Raised on a small farm in Southern Ohio, my grandfather hunted and grew much of the food we ate at the enormous Sunday dinners my grandmother prepared, from tasty quail and rabbit to fresh sweet corn and tomatoes. The piece de resistance was often apple pie, made from fruit harvested from backyard trees. My grandmother was also a subscriber to a magazine called "Prevention" that advocated organic food — a radical idea in the United States in the 1950s.

So the story of Yoshihiro Nakamura's "Kiseki no Ringo (Miracle Apples)," based on the decadelong quest of Aomori farmer Akinori Kimura to grow apples without chemical fertilizers and pesticides, had a certain familiarity to me. Even the program's photo of the still-spry Kimura, wearing wire-rim glasses and a big toothless grin, reminded me of Grandpa, though Kimura is exactly my age, to the month (he's 63). It is also a testimony to the harshness of his struggle, as well as to his ultimate success.

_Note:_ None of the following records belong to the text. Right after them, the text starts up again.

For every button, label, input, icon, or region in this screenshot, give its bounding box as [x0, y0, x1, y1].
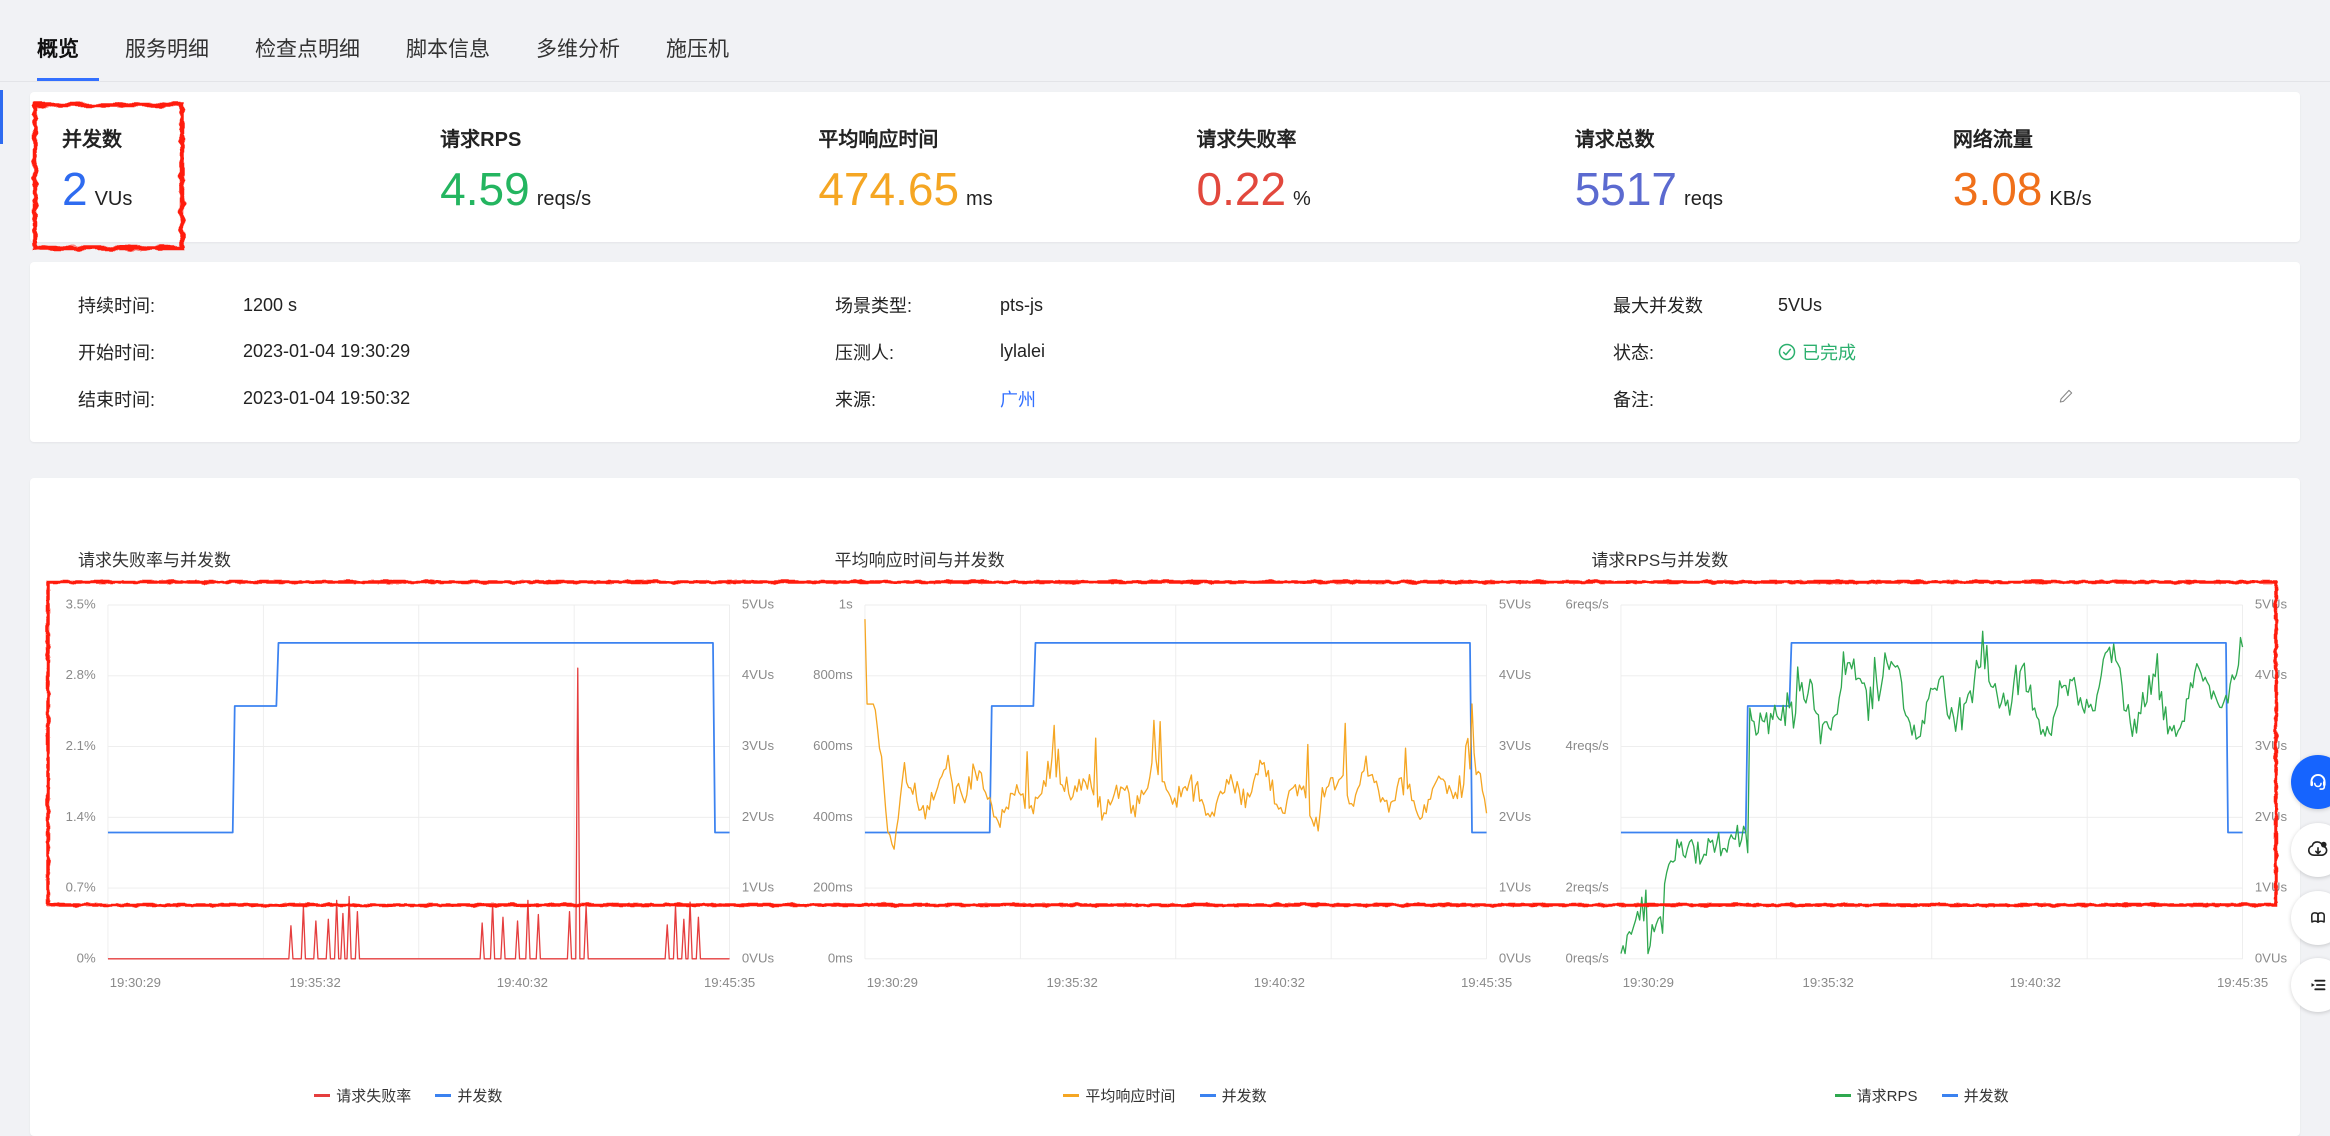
svg-text:4reqs/s: 4reqs/s — [1566, 738, 1610, 753]
svg-text:1s: 1s — [838, 596, 852, 611]
svg-text:19:45:35: 19:45:35 — [2217, 975, 2268, 990]
svg-text:3VUs: 3VUs — [742, 738, 775, 753]
svg-text:19:30:29: 19:30:29 — [1623, 975, 1674, 990]
svg-text:2.8%: 2.8% — [66, 667, 96, 682]
svg-text:5VUs: 5VUs — [2255, 596, 2288, 611]
svg-text:4VUs: 4VUs — [742, 667, 775, 682]
svg-text:2VUs: 2VUs — [742, 809, 775, 824]
svg-text:3VUs: 3VUs — [1499, 738, 1532, 753]
svg-text:5VUs: 5VUs — [742, 596, 775, 611]
svg-text:0ms: 0ms — [827, 950, 852, 965]
svg-text:0VUs: 0VUs — [742, 950, 775, 965]
svg-text:6reqs/s: 6reqs/s — [1566, 596, 1610, 611]
svg-text:19:30:29: 19:30:29 — [110, 975, 161, 990]
svg-text:2VUs: 2VUs — [2255, 809, 2288, 824]
svg-text:19:35:32: 19:35:32 — [1803, 975, 1854, 990]
svg-text:0reqs/s: 0reqs/s — [1566, 950, 1610, 965]
svg-text:4VUs: 4VUs — [2255, 667, 2288, 682]
svg-text:200ms: 200ms — [813, 880, 853, 895]
svg-text:2VUs: 2VUs — [1499, 809, 1532, 824]
svg-text:0VUs: 0VUs — [2255, 950, 2288, 965]
svg-text:19:40:32: 19:40:32 — [1253, 975, 1304, 990]
svg-text:600ms: 600ms — [813, 738, 853, 753]
svg-text:19:40:32: 19:40:32 — [2010, 975, 2061, 990]
svg-text:0VUs: 0VUs — [1499, 950, 1532, 965]
svg-text:19:30:29: 19:30:29 — [866, 975, 917, 990]
svg-text:4VUs: 4VUs — [1499, 667, 1532, 682]
svg-text:1VUs: 1VUs — [742, 880, 775, 895]
svg-text:3.5%: 3.5% — [66, 596, 96, 611]
svg-text:19:45:35: 19:45:35 — [704, 975, 755, 990]
svg-text:5VUs: 5VUs — [1499, 596, 1532, 611]
svg-text:2reqs/s: 2reqs/s — [1566, 880, 1610, 895]
svg-text:19:40:32: 19:40:32 — [497, 975, 548, 990]
svg-text:3VUs: 3VUs — [2255, 738, 2288, 753]
svg-text:19:35:32: 19:35:32 — [1046, 975, 1097, 990]
svg-text:1VUs: 1VUs — [2255, 880, 2288, 895]
svg-text:0.7%: 0.7% — [66, 880, 96, 895]
svg-text:19:35:32: 19:35:32 — [290, 975, 341, 990]
svg-text:1VUs: 1VUs — [1499, 880, 1532, 895]
svg-text:2.1%: 2.1% — [66, 738, 96, 753]
svg-text:19:45:35: 19:45:35 — [1461, 975, 1512, 990]
svg-text:800ms: 800ms — [813, 667, 853, 682]
svg-text:400ms: 400ms — [813, 809, 853, 824]
svg-text:1.4%: 1.4% — [66, 809, 96, 824]
svg-text:0%: 0% — [77, 950, 96, 965]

Inspired by a 2007 NHK documentary on Kimura and a 2008 biography by Takuji Ishikawa, Nakamura and scriptwriter Tomoko Yoshida have made a film that faithfully traces the outlines of Kimura's "lost decade," with fictional embellishments. But to fans of such earlier Nakamura films as "Fish Story" (2009) and "Golden Slumber" (2010), with their intriguing "what if" premises, cleverly complexifying narratives and brilliant tie-it-all-together climaxes, "Miracle Apples" will probably be a big, puzzling letdown.